For this interactive demonstration, we use a subset of 2,000 training samples and 1,000 test samples. The histogram shows the test accuracy distribution of individual decision trees trained on different bootstrap samples (random samples drawn with replacement).

TEST ACCURACY DISTRIBUTION

Individual Tree Accuracies
Single Tree (no bootstrap)
Random Forest Ensemble

Understanding Random Forests

Random Forests are an ensemble learning method that combines multiple decision trees to produce more robust and accurate predictions. The key ideas are bagging (bootstrap aggregating) and feature randomization.

Bootstrap Sampling

Each tree in the forest is trained on a different bootstrap sample - a random sample drawn with replacement from the original training data. This means each tree sees a slightly different version of the data.

$$P(\text{sample in bootstrap}) = 1 - \left(1 - \frac{1}{n}\right)^n \approx 1 - e^{-1} \approx 63.2\%$$

On average, each bootstrap sample contains about 63.2% of the unique training examples, with some appearing multiple times.

  • Creates diversity among trees
  • Reduces overfitting to specific data points
  • Out-of-bag samples can be used for validation

Ensemble Prediction

The final prediction is made by aggregating predictions from all trees. For classification, this is typically done through majority voting.

$$\hat{y} = \text{mode}\left(\hat{y}_1, \hat{y}_2, \ldots, \hat{y}_T\right)$$

Where \(\hat{y}_t\) is the prediction from tree \(t\) and \(T\) is the total number of trees.

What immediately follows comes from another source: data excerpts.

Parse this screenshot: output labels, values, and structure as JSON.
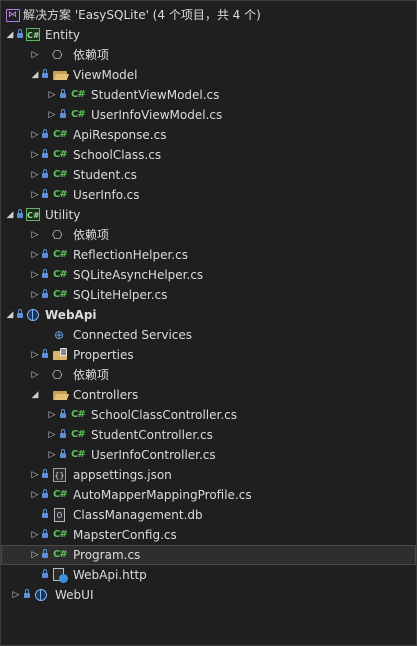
{
  "solution": {
    "label": "解决方案 'EasySQLite' (4 个项目，共 4 个)",
    "icon": "solution-icon"
  },
  "tree": {
    "entity": {
      "label": "Entity",
      "icon": "csharp-project-icon",
      "dependencies": "依赖项",
      "viewmodel_folder": "ViewModel",
      "viewmodel_files": [
        "StudentViewModel.cs",
        "UserInfoViewModel.cs"
      ],
      "files": [
        "ApiResponse.cs",
        "SchoolClass.cs",
        "Student.cs",
        "UserInfo.cs"
      ]
    },
    "utility": {
      "label": "Utility",
      "icon": "csharp-project-icon",
      "dependencies": "依赖项",
      "files": [
        "ReflectionHelper.cs",
        "SQLiteAsyncHelper.cs",
        "SQLiteHelper.cs"
      ]
    },
    "webapi": {
      "label": "WebApi",
      "icon": "web-project-icon",
      "connected_services": "Connected Services",
      "properties": "Properties",
      "dependencies": "依赖项",
      "controllers_folder": "Controllers",
      "controller_files": [
        "SchoolClassController.cs",
        "StudentController.cs",
        "UserInfoController.cs"
      ],
      "appsettings": "appsettings.json",
      "automapper": "AutoMapperMappingProfile.cs",
      "db": "ClassManagement.db",
      "mapster": "MapsterConfig.cs",
      "program": "Program.cs",
      "http": "WebApi.http"
    },
    "webui": {
      "label": "WebUI",
      "icon": "web-project-icon"
    }
  },
  "selected_item": "Program.cs",
  "colors": {
    "background": "#1f1f1f",
    "text": "#dcdcdc",
    "csharp_file": "#59c259",
    "lock": "#5b8fd6",
    "folder": "#d9b46a",
    "selected_row": "#2e2e2e"
  }
}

Why it works: If individual trees have >50% accuracy and make independent errors, the ensemble error decreases exponentially with more trees (Condorcet's Jury Theorem).
  • Reduces variance without increasing bias
  • More stable predictions than single trees
  • Robust to outliers and noise

Why Random Forests Outperform Single Trees

The histogram above demonstrates a key insight: individual decision trees trained on bootstrap samples have varying performance, but their ensemble (the random forest) typically outperforms most individual trees. This happens because:

  • Variance Reduction: Averaging predictions from many trees reduces the variance inherent in single decision trees
  • Error Cancellation: When trees make different errors, aggregation tends to cancel out individual mistakes
  • Robustness: The ensemble is less sensitive to the specific training data used

The expected variance of the ensemble can be expressed as (Breiman, 2001):

$$\text{Var}(\bar{X}) = \frac{\sigma^2}{T} + \frac{T-1}{T}\rho\sigma^2$$

Where \(\sigma^2\) is the variance of individual trees, \(T\) is the number of trees, and \(\rho\) is the average correlation between trees. Bootstrap sampling and feature randomization help reduce \(\rho\), making the ensemble more effective.